Lawrence City Hall’s great gas experiment soon may be moving into a new phase, courtesy of federal stimulus funding.
City commissioners at a special year-end meeting Thursday morning are expected to apply for about $162,000 in grant money to equip three new city vehicles to run on compressed natural gas and to build two compressed natural gas fueling stations.
“What we’re trying to do is see how the performance of these vehicles stacks up,” said Chuck Soules, the city’s director of public works. “You can get a lot of numbers about the vehicles, but that doesn’t replace what you can learn through real-world experience with them.”
This latest round of testing comes after the city in June began using an F-150 Ford pickup truck that runs off of compressed natural gas. The city uses a fueling station owned by Black Hills Energy near Eighth and Pennsylvania streets.
If awarded the grant money, the city will be able to experiment with different types of vehicles. The city is proposing to equip a street sweeper, a residential trash truck and a commercial trash truck with the CNG technology. Adding the CNG equipment to the vehicles increases the cost of each vehicle by $30,000 to $60,000, but the grant money pays 100 percent of the cost to upgrade.
The grant also will pay 50 percent of the costs to install compressed natural gas fueling stations. The city is proposing to install two of the units at the city maintenance and solid waste division areas near 11th and Haskell.

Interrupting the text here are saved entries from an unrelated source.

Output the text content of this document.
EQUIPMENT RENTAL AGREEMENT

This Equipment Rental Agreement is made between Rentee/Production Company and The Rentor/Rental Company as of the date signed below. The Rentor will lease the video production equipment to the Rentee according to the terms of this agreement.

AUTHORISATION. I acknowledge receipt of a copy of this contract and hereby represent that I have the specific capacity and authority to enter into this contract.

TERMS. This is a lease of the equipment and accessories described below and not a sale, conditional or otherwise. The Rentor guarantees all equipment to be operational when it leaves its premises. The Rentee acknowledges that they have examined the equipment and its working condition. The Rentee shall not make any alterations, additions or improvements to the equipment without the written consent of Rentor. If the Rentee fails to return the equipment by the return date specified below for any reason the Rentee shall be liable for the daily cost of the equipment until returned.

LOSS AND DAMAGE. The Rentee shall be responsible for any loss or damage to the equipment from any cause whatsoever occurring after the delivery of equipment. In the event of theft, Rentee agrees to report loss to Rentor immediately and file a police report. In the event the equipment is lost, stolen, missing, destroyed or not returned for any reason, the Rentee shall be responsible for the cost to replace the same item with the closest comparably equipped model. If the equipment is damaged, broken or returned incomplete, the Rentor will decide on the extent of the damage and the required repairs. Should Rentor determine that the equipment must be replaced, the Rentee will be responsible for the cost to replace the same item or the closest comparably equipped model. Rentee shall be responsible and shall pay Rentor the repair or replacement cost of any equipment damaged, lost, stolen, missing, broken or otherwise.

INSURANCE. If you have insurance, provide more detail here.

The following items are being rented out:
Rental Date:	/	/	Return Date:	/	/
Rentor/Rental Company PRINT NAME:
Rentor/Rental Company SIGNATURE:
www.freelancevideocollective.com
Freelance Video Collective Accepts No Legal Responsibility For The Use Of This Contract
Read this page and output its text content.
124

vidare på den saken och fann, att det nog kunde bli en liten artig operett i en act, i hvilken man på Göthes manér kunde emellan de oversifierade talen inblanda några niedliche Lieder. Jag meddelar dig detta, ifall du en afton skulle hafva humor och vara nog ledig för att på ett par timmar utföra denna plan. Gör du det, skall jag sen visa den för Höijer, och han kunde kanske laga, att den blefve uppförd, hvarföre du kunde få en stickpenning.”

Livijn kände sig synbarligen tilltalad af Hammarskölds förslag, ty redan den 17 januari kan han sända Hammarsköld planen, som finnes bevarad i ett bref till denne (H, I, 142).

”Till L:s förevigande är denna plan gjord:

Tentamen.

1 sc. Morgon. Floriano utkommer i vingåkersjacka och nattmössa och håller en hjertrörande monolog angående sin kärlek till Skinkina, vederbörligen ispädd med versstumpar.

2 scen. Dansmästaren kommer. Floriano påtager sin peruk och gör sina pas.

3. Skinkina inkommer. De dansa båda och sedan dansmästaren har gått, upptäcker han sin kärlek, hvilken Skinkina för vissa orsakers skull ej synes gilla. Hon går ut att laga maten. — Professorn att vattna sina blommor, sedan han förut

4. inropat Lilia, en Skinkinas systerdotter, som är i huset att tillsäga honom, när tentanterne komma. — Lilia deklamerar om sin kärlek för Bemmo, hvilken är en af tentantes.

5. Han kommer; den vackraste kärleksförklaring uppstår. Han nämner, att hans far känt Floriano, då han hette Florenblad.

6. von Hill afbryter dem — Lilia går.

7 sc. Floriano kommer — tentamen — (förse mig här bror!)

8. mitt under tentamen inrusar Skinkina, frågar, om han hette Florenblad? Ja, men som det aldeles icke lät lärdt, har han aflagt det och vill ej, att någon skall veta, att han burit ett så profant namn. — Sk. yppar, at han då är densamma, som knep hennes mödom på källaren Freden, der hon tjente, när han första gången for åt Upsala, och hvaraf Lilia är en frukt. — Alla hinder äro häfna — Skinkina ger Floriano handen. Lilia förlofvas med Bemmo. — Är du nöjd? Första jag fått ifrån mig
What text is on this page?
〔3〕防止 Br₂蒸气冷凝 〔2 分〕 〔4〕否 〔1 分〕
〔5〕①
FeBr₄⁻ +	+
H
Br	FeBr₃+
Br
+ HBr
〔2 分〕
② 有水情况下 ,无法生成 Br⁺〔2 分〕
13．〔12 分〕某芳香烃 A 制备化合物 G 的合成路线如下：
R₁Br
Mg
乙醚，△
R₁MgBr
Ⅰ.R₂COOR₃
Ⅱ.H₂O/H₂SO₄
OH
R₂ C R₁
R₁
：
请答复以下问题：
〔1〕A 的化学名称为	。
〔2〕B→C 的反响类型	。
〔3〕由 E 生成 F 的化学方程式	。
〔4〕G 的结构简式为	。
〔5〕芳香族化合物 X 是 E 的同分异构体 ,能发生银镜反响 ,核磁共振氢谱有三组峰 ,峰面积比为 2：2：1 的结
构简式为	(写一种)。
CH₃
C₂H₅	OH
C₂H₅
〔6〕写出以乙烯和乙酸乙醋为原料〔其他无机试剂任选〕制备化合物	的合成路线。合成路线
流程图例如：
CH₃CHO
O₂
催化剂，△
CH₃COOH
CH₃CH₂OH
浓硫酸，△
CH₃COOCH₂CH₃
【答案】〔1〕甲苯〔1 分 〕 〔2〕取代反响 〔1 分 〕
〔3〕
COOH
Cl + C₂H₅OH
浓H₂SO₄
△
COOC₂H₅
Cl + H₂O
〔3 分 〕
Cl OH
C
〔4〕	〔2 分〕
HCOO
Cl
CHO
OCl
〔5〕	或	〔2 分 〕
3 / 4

The fueling stations, however, won’t be the high-tech, quick fueling stations that fill a vehicle in a matter of minutes. Instead, each fueling station will take about eight hours to fill a vehicle. The fueling stations are designed to allow vehicles to be fueled overnight.
The fueling stations will cost about $30,000 apiece, with the grant money covering half the costs. Soules said the quicker, “fast-fueling” stations can easily cost upwards of $500,000. Soules said the city wants to learn more about the feasibility of CNG vehicles before investing in that heavy-duty infrastructure.
The city previously has explored partnering with Zarco Inc., the Lawrence-based gas station company, which has expressed an interest in installing a CNG fueling station at Ninth and Iowa streets.
But Zarco leaders have said they likely will need a large user, like the city or the university, to convert its fleet to CNG before the project would be feasible.
Soules said the city doesn’t yet have the information it needs to do that.
“A lot really will depend on what we learn about these performance issues,” Soules said.
The city is applying for the money through a program administered through the Kansas City Region Clean Cities Coalition. The group received money through the 2009 federal stimulus program, but is seeking a new round of applications from area cities because several projects weren’t completed under the original round of funding.
If the city wins funding, Soules estimated the new fueling stations could be installed by June.
City commissioners will meet at 9 a.m. Thursday at City Hall.